Kluge, Alexander (1932--) By Weigel, Moira
Alexander Kluge is a German author, film director, and television producer who has also worked as a lawyer, teacher, and political lobbyist. A founding figure of the New German Cinema, he has continued to publish numerous works of fiction and social criticism, and to make experimental films and “film essays” for television.
Kluge was born in Halberstadt in 1932. After studying at the University of Marburg, he earned a doctorate in law at the Goethe University of Frankfurt am Main in 1956. During this time, Kluge began writing short stories. He also befriended the philosopher Theodor Adorno, who was then teaching at the Institute for Social Research. The encounter with critical theory would profoundly shape Kluge’s work. Adorno also introduced the young writer to director Fritz Lang.
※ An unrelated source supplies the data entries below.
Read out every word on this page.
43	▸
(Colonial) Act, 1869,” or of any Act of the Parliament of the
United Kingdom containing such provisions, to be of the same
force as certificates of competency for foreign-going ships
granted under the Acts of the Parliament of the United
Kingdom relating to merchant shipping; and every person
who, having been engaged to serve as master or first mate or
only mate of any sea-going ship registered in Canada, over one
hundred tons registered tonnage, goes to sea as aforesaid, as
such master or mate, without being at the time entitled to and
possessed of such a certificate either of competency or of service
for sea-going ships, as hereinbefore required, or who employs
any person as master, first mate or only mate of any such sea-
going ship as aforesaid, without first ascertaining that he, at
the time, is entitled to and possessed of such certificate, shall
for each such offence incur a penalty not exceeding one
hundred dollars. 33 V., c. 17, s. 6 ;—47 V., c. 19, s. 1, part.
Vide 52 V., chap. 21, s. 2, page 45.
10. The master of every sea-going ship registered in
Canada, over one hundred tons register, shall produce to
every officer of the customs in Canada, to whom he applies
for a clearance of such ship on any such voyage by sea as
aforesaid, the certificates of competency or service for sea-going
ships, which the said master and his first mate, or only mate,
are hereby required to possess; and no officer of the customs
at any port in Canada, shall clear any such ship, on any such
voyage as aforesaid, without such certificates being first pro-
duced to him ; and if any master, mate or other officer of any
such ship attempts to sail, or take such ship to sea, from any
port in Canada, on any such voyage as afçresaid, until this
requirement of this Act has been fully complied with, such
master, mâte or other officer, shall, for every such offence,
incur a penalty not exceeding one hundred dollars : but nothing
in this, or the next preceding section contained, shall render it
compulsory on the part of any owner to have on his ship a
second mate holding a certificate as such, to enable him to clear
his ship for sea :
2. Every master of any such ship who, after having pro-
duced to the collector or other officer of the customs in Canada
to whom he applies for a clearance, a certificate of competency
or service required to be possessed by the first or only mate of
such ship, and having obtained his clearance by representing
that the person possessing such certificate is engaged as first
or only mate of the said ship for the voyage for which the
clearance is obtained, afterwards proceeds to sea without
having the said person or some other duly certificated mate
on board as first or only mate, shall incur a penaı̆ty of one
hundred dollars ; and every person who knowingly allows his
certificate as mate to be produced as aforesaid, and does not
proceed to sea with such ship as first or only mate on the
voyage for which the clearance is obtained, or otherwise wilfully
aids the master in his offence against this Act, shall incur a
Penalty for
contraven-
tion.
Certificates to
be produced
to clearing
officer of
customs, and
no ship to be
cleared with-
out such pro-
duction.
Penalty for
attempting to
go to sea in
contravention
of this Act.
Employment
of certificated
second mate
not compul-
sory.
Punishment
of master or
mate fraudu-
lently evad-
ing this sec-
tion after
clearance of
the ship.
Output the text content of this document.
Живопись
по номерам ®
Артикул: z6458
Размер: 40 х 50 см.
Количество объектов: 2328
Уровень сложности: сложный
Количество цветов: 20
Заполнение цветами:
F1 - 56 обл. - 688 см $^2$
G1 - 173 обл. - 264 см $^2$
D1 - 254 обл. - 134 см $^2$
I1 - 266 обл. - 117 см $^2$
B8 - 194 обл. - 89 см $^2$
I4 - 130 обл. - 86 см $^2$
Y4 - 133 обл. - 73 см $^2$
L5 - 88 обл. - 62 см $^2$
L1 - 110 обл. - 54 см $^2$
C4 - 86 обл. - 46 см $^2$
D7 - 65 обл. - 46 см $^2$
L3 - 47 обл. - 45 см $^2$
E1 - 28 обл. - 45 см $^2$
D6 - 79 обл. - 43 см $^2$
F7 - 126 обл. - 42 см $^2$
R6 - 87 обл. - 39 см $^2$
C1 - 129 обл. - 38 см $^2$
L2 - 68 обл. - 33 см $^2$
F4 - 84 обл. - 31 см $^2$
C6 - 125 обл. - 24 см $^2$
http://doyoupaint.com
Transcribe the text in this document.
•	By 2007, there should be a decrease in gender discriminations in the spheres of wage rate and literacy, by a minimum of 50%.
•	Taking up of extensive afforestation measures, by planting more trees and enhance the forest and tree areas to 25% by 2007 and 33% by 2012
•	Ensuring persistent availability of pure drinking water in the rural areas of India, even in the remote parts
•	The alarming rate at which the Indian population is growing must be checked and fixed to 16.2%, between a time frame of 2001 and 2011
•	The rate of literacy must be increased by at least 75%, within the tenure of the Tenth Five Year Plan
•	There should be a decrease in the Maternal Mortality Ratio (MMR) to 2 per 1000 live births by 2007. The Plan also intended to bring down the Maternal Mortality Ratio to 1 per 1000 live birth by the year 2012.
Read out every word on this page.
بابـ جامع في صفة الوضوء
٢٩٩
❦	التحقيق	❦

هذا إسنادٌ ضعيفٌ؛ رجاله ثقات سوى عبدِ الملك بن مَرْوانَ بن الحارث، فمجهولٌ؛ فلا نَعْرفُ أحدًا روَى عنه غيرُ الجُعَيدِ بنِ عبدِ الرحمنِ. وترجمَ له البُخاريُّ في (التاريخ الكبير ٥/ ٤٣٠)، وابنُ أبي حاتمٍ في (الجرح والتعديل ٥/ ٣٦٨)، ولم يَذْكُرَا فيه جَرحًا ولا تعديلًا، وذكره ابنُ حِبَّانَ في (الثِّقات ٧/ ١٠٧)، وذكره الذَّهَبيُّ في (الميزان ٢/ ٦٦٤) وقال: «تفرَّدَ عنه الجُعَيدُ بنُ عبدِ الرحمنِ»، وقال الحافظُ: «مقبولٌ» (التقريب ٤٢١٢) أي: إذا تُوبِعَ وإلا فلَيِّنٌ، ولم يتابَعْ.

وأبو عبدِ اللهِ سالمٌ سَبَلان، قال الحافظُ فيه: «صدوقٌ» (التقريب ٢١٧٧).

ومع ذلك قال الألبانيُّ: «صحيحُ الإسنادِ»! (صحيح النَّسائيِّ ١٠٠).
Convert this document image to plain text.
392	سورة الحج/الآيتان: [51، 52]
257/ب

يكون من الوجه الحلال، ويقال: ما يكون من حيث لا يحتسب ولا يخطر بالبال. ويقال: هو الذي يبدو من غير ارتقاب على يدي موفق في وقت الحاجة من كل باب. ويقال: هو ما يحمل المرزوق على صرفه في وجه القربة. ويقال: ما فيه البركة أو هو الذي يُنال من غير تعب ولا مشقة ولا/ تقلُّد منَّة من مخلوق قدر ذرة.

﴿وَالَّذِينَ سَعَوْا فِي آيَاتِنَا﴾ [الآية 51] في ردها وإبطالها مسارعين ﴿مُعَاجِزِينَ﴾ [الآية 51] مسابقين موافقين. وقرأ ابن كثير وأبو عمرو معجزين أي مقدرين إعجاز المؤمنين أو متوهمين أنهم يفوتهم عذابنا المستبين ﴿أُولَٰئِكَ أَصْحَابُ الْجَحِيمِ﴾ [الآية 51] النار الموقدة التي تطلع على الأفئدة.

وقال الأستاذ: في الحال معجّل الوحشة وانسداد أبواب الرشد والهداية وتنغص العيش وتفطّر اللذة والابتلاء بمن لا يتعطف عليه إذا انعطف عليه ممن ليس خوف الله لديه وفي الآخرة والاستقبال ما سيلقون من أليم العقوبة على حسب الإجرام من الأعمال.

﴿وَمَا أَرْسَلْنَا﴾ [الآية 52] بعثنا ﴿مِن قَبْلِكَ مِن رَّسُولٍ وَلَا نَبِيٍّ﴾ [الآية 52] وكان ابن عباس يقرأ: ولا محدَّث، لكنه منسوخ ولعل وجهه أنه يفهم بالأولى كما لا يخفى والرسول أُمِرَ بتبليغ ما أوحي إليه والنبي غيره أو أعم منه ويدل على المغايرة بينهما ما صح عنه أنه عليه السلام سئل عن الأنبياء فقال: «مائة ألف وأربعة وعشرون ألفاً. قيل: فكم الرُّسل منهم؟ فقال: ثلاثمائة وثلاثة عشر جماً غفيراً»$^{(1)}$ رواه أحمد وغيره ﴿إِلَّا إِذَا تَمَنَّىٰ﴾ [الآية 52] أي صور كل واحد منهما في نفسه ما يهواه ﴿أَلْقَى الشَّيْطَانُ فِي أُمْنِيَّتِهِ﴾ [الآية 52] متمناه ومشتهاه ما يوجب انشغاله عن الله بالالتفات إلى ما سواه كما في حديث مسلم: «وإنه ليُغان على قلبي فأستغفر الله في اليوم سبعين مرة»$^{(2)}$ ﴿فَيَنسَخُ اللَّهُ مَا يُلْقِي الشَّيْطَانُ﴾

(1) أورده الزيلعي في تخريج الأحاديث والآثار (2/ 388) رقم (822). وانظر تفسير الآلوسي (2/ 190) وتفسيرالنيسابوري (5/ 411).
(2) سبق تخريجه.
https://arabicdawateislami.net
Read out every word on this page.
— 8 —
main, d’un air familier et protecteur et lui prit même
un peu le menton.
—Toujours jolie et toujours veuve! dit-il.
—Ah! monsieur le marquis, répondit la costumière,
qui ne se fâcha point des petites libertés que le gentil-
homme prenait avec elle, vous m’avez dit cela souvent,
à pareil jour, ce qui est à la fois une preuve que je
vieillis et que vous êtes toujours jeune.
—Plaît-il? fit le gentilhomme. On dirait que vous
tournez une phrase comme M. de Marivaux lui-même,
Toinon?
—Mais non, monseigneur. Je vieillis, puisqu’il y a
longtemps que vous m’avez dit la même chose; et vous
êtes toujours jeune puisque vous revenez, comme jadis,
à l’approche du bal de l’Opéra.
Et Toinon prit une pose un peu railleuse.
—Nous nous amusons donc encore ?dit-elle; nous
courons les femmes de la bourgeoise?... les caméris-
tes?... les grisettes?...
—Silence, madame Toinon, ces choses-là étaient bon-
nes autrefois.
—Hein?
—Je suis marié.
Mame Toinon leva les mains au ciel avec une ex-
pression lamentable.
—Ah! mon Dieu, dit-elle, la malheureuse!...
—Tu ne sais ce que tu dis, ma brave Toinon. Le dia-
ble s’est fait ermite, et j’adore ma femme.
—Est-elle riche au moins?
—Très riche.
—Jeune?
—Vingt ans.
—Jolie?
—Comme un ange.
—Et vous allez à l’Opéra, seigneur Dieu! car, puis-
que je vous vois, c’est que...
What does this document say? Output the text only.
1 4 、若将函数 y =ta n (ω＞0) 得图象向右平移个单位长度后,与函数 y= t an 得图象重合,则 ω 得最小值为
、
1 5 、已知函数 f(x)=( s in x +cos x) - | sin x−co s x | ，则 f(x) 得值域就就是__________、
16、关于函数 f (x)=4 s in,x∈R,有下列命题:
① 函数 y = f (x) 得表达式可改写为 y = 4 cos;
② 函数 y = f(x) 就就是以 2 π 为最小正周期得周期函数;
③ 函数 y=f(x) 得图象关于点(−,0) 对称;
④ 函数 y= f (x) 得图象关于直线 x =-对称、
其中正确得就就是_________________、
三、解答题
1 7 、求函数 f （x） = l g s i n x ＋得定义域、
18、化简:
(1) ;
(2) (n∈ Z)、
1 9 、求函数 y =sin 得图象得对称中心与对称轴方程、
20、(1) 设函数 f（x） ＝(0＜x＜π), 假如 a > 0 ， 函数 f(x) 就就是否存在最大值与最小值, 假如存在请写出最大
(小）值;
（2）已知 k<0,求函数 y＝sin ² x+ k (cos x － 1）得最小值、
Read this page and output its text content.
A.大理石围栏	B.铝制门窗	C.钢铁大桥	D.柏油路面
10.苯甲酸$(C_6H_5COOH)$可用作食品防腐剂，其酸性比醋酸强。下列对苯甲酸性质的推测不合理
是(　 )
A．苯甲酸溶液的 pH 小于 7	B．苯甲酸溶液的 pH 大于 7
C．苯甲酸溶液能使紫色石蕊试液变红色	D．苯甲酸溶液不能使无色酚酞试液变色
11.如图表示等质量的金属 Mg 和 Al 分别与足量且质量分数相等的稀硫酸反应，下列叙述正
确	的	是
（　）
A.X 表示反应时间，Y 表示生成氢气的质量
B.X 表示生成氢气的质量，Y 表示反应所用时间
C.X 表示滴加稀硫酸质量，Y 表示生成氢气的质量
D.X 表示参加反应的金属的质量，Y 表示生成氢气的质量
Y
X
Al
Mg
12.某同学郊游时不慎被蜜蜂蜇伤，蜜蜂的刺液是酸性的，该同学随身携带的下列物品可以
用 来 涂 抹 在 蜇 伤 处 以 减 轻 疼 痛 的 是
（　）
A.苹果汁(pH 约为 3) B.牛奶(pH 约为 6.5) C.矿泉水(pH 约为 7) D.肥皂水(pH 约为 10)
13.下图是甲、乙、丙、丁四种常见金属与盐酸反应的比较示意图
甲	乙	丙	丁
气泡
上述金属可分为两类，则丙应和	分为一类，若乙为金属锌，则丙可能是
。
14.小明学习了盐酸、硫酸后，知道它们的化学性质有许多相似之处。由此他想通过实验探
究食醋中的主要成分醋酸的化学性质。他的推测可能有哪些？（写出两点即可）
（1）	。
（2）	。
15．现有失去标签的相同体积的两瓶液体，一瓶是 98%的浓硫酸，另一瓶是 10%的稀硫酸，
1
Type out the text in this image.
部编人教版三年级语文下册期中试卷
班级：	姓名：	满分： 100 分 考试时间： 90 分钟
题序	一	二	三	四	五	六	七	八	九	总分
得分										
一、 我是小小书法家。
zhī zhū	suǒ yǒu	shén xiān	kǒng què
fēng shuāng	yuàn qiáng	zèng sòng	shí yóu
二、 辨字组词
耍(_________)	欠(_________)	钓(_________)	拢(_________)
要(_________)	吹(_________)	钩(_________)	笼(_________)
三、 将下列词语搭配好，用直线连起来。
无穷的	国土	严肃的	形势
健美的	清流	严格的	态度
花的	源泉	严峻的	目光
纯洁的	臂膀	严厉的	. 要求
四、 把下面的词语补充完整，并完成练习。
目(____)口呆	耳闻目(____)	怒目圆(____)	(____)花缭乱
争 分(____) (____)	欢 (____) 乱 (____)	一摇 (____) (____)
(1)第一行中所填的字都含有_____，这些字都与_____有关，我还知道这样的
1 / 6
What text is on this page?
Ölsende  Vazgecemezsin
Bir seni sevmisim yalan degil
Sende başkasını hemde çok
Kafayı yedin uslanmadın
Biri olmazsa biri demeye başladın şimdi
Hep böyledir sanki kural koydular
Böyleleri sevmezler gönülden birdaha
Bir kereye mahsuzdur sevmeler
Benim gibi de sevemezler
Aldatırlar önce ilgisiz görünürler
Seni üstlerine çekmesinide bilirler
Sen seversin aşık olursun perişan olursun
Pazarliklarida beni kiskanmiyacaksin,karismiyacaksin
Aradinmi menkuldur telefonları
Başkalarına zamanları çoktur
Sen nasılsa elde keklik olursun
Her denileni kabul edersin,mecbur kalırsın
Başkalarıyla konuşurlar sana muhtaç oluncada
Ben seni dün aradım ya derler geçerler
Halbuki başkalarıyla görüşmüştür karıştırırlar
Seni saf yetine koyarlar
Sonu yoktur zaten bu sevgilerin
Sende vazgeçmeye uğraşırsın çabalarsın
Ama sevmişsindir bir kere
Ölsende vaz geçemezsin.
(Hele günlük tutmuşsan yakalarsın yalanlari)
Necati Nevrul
In 1960, Kluge made his first film, Brutalität im Stein (Brutality in Stone), a twelve-minute, black-and-white montage of Nazi architecture, intended to open discussion of Germany’s recent past that public discourse had suppressed. It premiered at the Oberhausen Film Festival in 1961. The following year, Kluge signed the Oberhausen Manifesto with twenty-five other filmmakers. This document, usually identified as the beginning of the New German Cinema, declared that “Daddy’s cinema is dead.” Celebrating the innovative potential of experimental shorts, it called for greater political and creative freedom for, and a better system for financing and distributing, independent films. Lutze argues that Kluge belongs to a distinctly modernist tradition of figures who have opposed what they see to be the dominant culture of capitalist society, taking adversarial stances on mainstream aesthetics and politics alike.